I’m embarrassed to admit that this post has been sitting on my computer in an unfinished state for about a month. (Michelle, I am SO sorry! I MEANT to send you the Christmas in Nigeria info a long time ago, honest I did! Having it after Christmas doesn’t help much, I know, so I am very sorry!)
…But for what it’s worth, Christmas in Nigeria….. 😉 (…Although, interestingly enough, we’ve yet to actually SPEND a Christmas in Nigeria. Somehow we have been gone every year at Christmas time. Our first year living in Nigeria, we were unexpectedly able to go to Urbana. Last year we went back to the States for Jovelle’s birth, and this year we spent it in Northern Ireland. We are looking forward to spending Christmas in Nigeria one day, but for now, we will share a bit about the holiday season based on what our friends have told us and things we’ve observed leading up the day.)
The Christmas season kicks off at the beginning of December, when shopkeepers blast Christmas music on their speakers. Sarah hums Christmas music as she works, and when I look up and ask, “Is that ___?!” [insert Christmas song here], she says, “There is Christmas music everywhere! It must be in my head!”
Presents don’t seem to be that big of a deal, and when it is, it seems to be more because of Western influence.
Food, though, is a big deal, as is going to church and visiting people. Christmas Eve is not a big holiday like it is in the U.S. There is no big dinner or church service. In fact, often people will eat something quick – “just no rice!” Sarah says, because on Christmas day, there will be rice aplenty!
On Christmas Eve, food preparations begin for Christmas day. Women prepare large pots of joloff rice (No, like LARGE, probably wouldn’t fit on your stove, pots. Picture almost Halloween-like cauldrons over an open fire.) and make chin chin, a fried goodie made by African women who often don’t have ovens in which to bake things. Meat is also typically served on Christmas day, usually fried meat or chicken.

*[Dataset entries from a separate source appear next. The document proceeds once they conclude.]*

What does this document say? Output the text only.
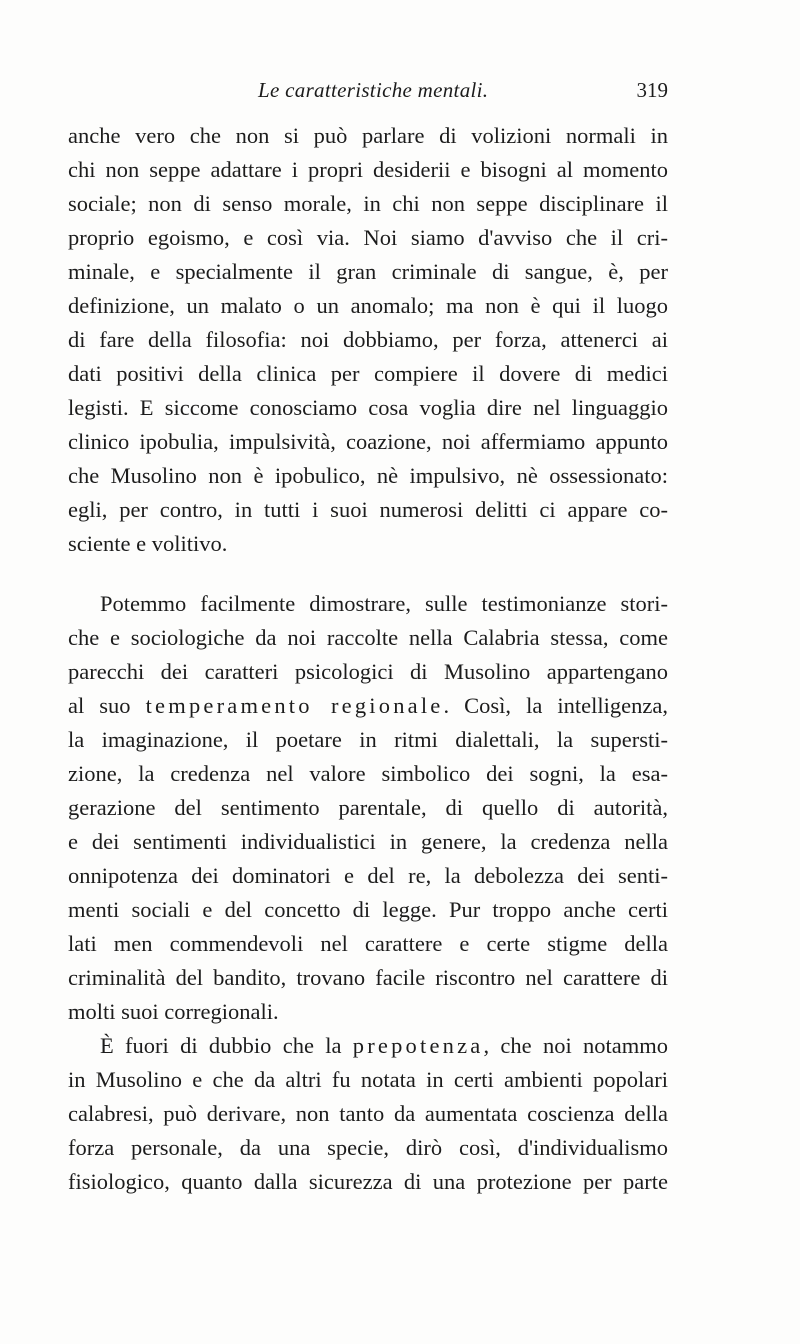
Le caratteristiche mentali.	319
anche vero che non si può parlare di volizioni normali in
chi non seppe adattare i propri desiderii e bisogni al momento
sociale; non di senso morale, in chi non seppe disciplinare il
proprio egoismo, e così via. Noi siamo d'avviso che il cri-
minale, e specialmente il gran criminale di sangue, è, per
definizione, un malato o un anomalo; ma non è qui il luogo
di fare della filosofia: noi dobbiamo, per forza, attenerci ai
dati positivi della clinica per compiere il dovere di medici
legisti. E siccome conosciamo cosa voglia dire nel linguaggio
clinico ipobulia, impulsività, coazione, noi affermiamo appunto
che Musolino non è ipobulico, nè impulsivo, nè ossessionato:
egli, per contro, in tutti i suoi numerosi delitti ci appare co-
sciente e volitivo.
Potemmo facilmente dimostrare, sulle testimonianze stori-
che e sociologiche da noi raccolte nella Calabria stessa, come
parecchi dei caratteri psicologici di Musolino appartengano
al suo temperamento regionale. Così, la intelligenza,
la imaginazione, il poetare in ritmi dialettali, la supersti-
zione, la credenza nel valore simbolico dei sogni, la esa-
gerazione del sentimento parentale, di quello di autorità,
e dei sentimenti individualistici in genere, la credenza nella
onnipotenza dei dominatori e del re, la debolezza dei senti-
menti sociali e del concetto di legge. Pur troppo anche certi
lati men commendevoli nel carattere e certe stigme della
criminalità del bandito, trovano facile riscontro nel carattere di
molti suoi corregionali.
È fuori di dubbio che la prepotenza, che noi notammo
in Musolino e che da altri fu notata in certi ambienti popolari
calabresi, può derivare, non tanto da aumentata coscienza della
forza personale, da una specie, dirò così, d'individualismo
fisiologico, quanto dalla sicurezza di una protezione per parte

Sarah insists, though, that no matter what is served, “Red stew and chin chin are compulsory.” (Joloff rice and chin chin seem to be common across the board, while red stew seems to be more of a personal preference.).
On Christmas day, families go to church to celebrate the birth of Jesus. There is loud singing and lots of dancing (though Sarah says that she and her family and friends have become quieter in recent years because of all the troubles in Jos). After church, the greeting begins. People go to visit their family and friends throughout the day, and the host provides bowls of rice, meat and chin chin to the guests. Most every house that’s visited would offer these foods, so it’s not considered rude to ask if you can take the rice with you if you’ve had your fill at other houses! (You may wonder, like I did, who’s home to visit if everyone is out visiting! Someone explained to me that greeting is usually done “up” socially – you would go to visit, for example, the church elders, who would stay home to receive visitors. Sometimes those who are wealthier and could afford to serve meat to all their visitors would stay home as well. This doesn’t mean, of course, that friends don’t go visit their friends – but this is one reason that going to visit someone at his or her house is seen as a great honor. Sometimes, Sarah says that groups of children will even go visiting as well.)
After a full day of church, singing, dancing, visiting and eating, people go home and, as Sarah says, collapse in exhaustion! Some things are the same no matter the culture!
The holiday festivities don’t end there, though. Because Nigeria was once an English colony, they celebrate Boxing Day. People celebrate in different ways, but one popular way to celebrate in Jos is to gather with lots and lots of people at the local polo field to watch, well, polo. A lunch is often packed, and people will spend the entire day and into the evening at the fields. The zoo and wildlife park here are also quite crowded.
People who don’t go back to their village for Christmas will often go back for a New Years’ celebration. The village that Sarah is from, for example, has traditional dancing on New Years’ day.
…But wherever you are in the world, and whatever traditions you have for the holiday season, may you celebrate the birth of Christ, and may you celebrate it with joy!